The risk is never zero, mind.....once a cesarean, always a risk to some degree, whether you choose VBAC or repeat cesarean, which is why it's important to avoid that first cesarean whenever possible.....but a prior vaginal birth (either before or after the cesarean) does seem to lessen the risk for rupture.

However, once in a while, we in ICAN (the International Cesarean Awareness Network) hear about some ignorant caregiver telling women that they can only have one VBAC and then must have all repeat cesareans, or that the risk for rupture remains just as high each time, even after you've already had a VBAC. Wrong!

For all the Homer Simpson caregivers out there who need a primer on this topic, here's a research review that clearly shows that the risk for uterine rupture is significantly decreased in women who have had a prior vaginal birth.  D'oh!

This is another reason why it is so important to prevent cesareans whenever possible.  A vaginal birth is protective against so many complications, including one of the most serious, uterine rupture.  Even if a cesarean becomes truly necessary in a particular pregnancy, it is strongly to everyone's advantage if the woman has had a vaginal birth first, or if she has a vaginal birth (VBAC) afterwards. In most cases, it is more risky to expose them to successive cesareans, particularly multiple repeat cesareans.

Yet research shows the primary cesarean rate rising, and the VBAC rate dropping.

Graph from U.S. National Center for Health Statistics

Don't get me wrong.  I don't hate cesareans. It is wonderful to have life-saving technology and surgery available when truly needed, and there certainly are cases where a cesarean makes more sense. But don't underestimate the power of nature.

On a population-wide basis, vaginal birth offers the most benefits to most mothers and babies. We evolved to give birth vaginally, and we circumvent that casually at our peril.

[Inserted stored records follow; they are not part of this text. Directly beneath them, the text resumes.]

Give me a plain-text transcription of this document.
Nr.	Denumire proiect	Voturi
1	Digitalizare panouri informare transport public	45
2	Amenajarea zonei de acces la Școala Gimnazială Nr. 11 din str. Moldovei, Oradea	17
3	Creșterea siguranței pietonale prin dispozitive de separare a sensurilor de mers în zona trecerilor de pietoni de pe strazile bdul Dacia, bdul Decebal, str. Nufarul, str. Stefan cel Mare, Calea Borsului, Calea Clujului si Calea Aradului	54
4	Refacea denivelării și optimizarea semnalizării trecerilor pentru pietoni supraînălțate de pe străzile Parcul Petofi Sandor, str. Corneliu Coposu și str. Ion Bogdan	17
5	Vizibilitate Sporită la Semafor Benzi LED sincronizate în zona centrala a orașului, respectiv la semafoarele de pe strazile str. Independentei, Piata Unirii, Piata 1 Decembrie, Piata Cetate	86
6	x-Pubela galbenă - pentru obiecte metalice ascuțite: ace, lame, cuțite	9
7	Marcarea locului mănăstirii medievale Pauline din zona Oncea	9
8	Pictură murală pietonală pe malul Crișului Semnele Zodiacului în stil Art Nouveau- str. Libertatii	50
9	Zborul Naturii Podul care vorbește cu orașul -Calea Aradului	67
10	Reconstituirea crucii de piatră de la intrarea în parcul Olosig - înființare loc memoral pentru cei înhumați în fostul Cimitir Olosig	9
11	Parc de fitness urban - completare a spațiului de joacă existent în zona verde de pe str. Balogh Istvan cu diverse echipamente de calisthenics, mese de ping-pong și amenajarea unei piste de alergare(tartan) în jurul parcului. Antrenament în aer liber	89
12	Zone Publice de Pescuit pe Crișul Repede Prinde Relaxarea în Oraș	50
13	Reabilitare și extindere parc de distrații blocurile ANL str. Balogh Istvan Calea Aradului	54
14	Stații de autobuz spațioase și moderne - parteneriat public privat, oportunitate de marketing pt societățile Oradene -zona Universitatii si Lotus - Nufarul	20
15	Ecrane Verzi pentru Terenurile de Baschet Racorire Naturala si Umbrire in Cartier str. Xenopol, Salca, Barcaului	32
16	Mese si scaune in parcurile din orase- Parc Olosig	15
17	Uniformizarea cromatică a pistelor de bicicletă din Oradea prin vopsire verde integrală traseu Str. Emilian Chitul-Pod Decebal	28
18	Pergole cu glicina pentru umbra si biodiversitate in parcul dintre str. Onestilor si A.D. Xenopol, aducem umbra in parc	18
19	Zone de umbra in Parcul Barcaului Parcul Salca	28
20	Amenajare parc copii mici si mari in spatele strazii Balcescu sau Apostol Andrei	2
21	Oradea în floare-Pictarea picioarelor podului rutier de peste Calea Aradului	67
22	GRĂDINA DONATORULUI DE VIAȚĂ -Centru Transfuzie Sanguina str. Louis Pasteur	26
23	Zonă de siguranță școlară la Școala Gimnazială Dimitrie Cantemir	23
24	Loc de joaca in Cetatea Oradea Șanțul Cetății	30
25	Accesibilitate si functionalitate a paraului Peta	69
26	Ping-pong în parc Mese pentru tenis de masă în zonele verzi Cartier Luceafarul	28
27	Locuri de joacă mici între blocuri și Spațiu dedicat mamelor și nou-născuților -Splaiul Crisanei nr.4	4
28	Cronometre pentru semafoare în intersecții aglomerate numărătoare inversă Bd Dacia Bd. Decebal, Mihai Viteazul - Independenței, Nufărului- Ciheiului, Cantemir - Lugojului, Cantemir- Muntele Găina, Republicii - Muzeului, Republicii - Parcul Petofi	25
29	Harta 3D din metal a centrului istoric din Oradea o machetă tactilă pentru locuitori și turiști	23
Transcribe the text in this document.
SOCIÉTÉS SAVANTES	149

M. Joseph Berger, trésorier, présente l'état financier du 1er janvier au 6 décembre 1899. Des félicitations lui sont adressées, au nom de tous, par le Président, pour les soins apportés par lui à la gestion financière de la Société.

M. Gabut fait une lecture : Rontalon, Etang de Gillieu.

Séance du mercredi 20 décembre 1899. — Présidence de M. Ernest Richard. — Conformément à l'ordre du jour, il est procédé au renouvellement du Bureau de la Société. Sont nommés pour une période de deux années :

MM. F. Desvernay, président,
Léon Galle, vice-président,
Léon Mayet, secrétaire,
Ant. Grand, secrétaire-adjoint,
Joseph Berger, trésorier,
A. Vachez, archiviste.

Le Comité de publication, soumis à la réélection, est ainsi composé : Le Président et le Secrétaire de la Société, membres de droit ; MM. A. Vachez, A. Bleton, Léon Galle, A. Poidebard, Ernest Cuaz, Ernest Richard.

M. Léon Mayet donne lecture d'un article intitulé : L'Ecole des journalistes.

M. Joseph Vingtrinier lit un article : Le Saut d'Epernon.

This research points out yet again that it is to most birthing women's advantage to have a vaginal birth in their history. Most of the time, unnecessary primary cesareans and routine repeat cesareans should be avoided if possible.


Reference

Arch Gynecol Obstet. 2011 Nov;284(5):1053-8. Risk of uterine rupture in women undergoing trial of labour with a history of both a caesarean section and a vaginal delivery. de Lau H, et al. PMID: 21879334
PURPOSE: To determine the risk of uterine rupture for women undergoing trial of labour (TOL) with both a prior caesarean section (CS) and a vaginal delivery.
METHODS: A systematic literature search was performed using keywords for CS and uterine rupture. The results were critically appraised and the data from relevant and valid articles were extracted. Odds ratios were calculated and a pooled estimate was determined using the Mantel-Haenszel method.
RESULTS: Five studies were used for final analysis. Three studies showed a significant risk reduction for women with both a previous CS and a prior vaginal delivery (PVD) compared to women with a previous CS only, and two studies showed a trend towards risk reduction. The absolute risk of uterine rupture with a prior vaginal delivery varied from 0.17 to 0.46%. The overall odds ratio for PVD was 0.39 (95% CI 0.29-0.52, P less than 0.00001).
CONCLUSION: Women with a history of both a CS and vaginal delivery are at decreased risk of uterine rupture when undergoing TOL compared with women who have only had a CS.